Politiek Den Haag wil het afromen van de topinkomens in het bedrijfsleven bespreekbaar maken. Daarmee is het pleidooi om de salarissen van ministers en staatssecretarissen te verhogen nog niet van tafel. Zij staan aan de top van de ”BV Nederland”, een ’onderneming’ waarbij elke multinational qua omvang in het niet valt. Die grote verantwoordelijkheid verdient een passende beloning.

Natuurlijk moet het politici om meer gaan dan het verdienen van een goed salaris. Idealisme mag niet ontbreken. Rutte ging met die gedrevenheid de politiek in en nam het voor lief wat minder te verdienen. Die bevlogenheid is nodig om te slagen als bewindsman. Daarom behoeft het verschil tussen het bedrijfsleven en de politiek niet geheel te worden opgeheven. Den Haag is er niet mee gediend als mensen met eurotekens in hun ogen achter de burelen plaatsnemen.

Maar de verschillen zijn nu te groot. Ook in politiek en bestuur is er sprake van een bepaald marktmechanisme. Soms loopt Den Haag echt bekwame mensen mis omdat zij nu eenmaal geen zin hebben financieel fors in te leveren.

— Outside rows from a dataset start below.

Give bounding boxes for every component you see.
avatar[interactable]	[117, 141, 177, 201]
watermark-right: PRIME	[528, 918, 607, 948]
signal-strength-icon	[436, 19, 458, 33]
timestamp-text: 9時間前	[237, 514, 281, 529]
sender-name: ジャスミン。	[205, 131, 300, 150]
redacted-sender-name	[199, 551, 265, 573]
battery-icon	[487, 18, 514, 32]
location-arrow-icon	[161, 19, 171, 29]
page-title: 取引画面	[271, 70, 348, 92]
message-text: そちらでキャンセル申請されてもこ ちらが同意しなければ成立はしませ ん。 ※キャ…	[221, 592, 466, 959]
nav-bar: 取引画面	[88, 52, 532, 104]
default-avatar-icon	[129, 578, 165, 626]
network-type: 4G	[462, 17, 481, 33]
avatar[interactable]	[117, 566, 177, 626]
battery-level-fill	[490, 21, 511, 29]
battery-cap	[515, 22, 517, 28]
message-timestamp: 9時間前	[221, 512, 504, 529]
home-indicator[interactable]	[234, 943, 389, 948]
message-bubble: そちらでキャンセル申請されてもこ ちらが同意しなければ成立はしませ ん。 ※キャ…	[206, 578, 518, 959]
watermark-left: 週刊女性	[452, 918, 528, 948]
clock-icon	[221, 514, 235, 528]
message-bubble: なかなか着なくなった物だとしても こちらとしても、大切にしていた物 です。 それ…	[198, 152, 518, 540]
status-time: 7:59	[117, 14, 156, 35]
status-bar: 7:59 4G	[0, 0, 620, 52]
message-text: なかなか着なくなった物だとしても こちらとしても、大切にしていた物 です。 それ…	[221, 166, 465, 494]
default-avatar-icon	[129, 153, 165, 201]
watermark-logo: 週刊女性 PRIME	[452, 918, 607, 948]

Het verhogen van de salarissen van ministers moet bespreekbaar zijn. Daarbij is wel de moeilijkheid dat het kabinet zelf met voorstellen daaromtrent moet komen. Dat roept op zich al bij mensen gemakkelijk het idee op van gulzige geldwolven. Toch is hier sprake van valse schaamte. Het gaat om een publieke zaak, die openlijk besproken moet kunnen worden.

Het aantrekken van bekwame bewindslieden is in het belang van het land. De kloof tussen de salarissen van de echte toppers in het bedrijfsleven en die van bewindslieden in Den Haag valt niet volledig te overbruggen. Maar de salariëring van de leden van het kabinet verdient aanpassing. De vergoeding dient zo hoog te zijn dat het aantrekkelijk blijft het publieke ambt te bekleden.

Meer over
Commentaar

RD.nl in uw mailbox?

Ontvang onze wekelijkse nieuwsbrief om op de hoogte te blijven.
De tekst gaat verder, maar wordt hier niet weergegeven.